Citigroup has been eating humble pie again in Japan. Douglas Peterson, the head of Citigroup's operations in that country, was hauled before a Japanese parliamentary affairs committee earlier this week.
Speaking about the activities at the group's private banking operation, which is being forced to close down next year, Peterson said that 'there was an aggressive sales culture whereby attention was not paid to the rules......We acknowledge there was a fundamental flaw in our organisation involving a weak culture of compliance and internal controls'.

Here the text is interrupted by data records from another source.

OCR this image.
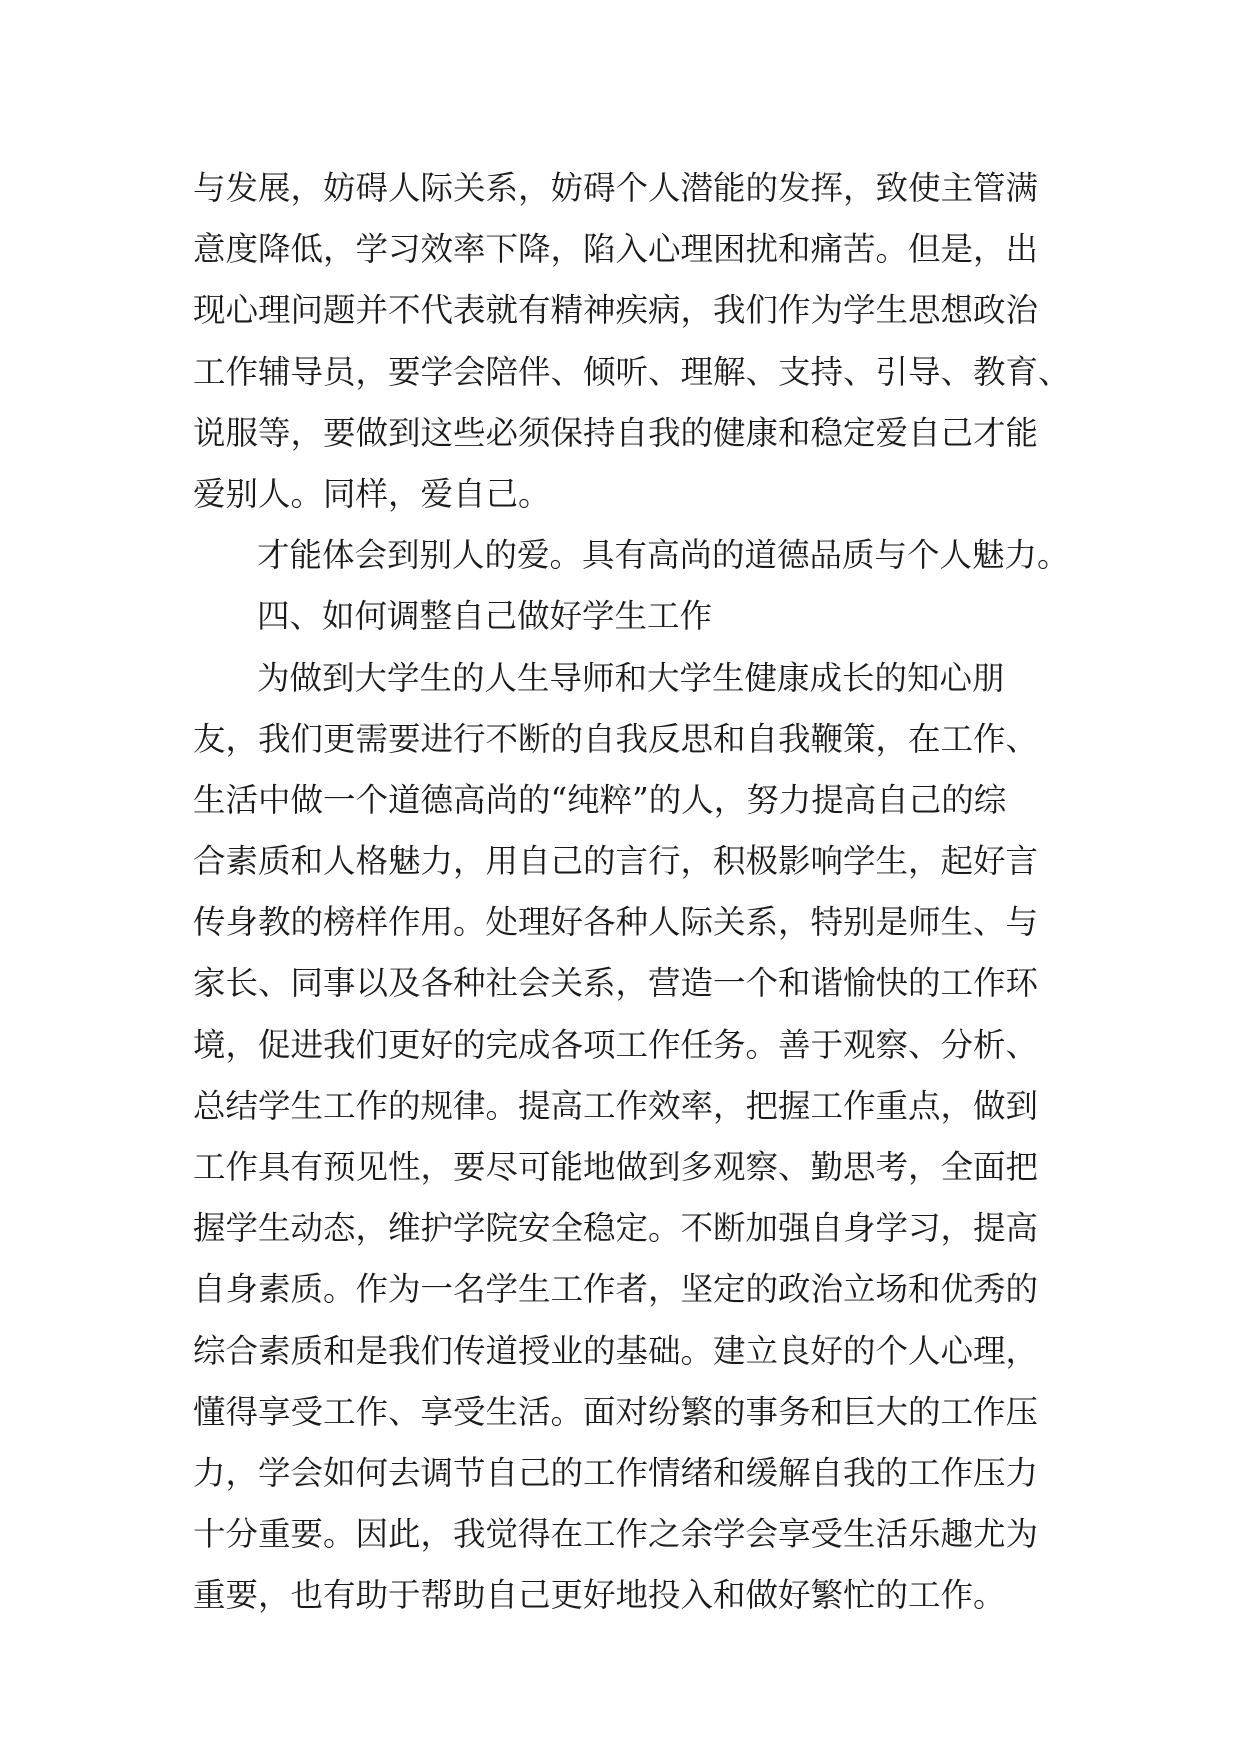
与发展，妨碍人际关系，妨碍个人潜能的发挥，致使主管满
意度降低，学习效率下降，陷入心理困扰和痛苦。但是，出
现心理问题并不代表就有精神疾病，我们作为学生思想政治
工作辅导员，要学会陪伴、倾听、理解、支持、引导、教育、
说服等，要做到这些必须保持自我的健康和稳定爱自己才能
爱别人。同样，爱自己。
才能体会到别人的爱。具有高尚的道德品质与个人魅力。
四、如何调整自己做好学生工作
为做到大学生的人生导师和大学生健康成长的知心朋
友，我们更需要进行不断的自我反思和自我鞭策，在工作、
生活中做一个道德高尚的“纯粹”的人，努力提高自己的综
合素质和人格魅力，用自己的言行，积极影响学生，起好言
传身教的榜样作用。处理好各种人际关系，特别是师生、与
家长、同事以及各种社会关系，营造一个和谐愉快的工作环
境，促进我们更好的完成各项工作任务。善于观察、分析、
总结学生工作的规律。提高工作效率，把握工作重点，做到
工作具有预见性，要尽可能地做到多观察、勤思考，全面把
握学生动态，维护学院安全稳定。不断加强自身学习，提高
自身素质。作为一名学生工作者，坚定的政治立场和优秀的
综合素质和是我们传道授业的基础。建立良好的个人心理，
懂得享受工作、享受生活。面对纷繁的事务和巨大的工作压
力，学会如何去调节自己的工作情绪和缓解自我的工作压力
十分重要。因此，我觉得在工作之余学会享受生活乐趣尤为
重要，也有助于帮助自己更好地投入和做好繁忙的工作。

Citigroup is said to have appointed 100 investigators to examine every transaction its Japanese private banking unit undertook in the last three years. It has promised that it will compensate clients who had been disadvantaged. The final compensation figure could well be significant.
Goldman has been tinkering with its senior management at the firm's European operations as the pack has again been reshuffled. A spokesperson said that 'traditionally, Goldman Sachs promotes its most senior and talented people into top-level client facing roles'. And who said back office staff were second-class citizens ?
And finally, The National Association of Securities Dealers has fined 29 brokerage firms, including Merrill Lynch and American Express Financial Advisors, $9.2m for 'violations related to the timely filing of regulatory (broker)information.' Morgan Stanley was fined $2.2m for a similar offence in July.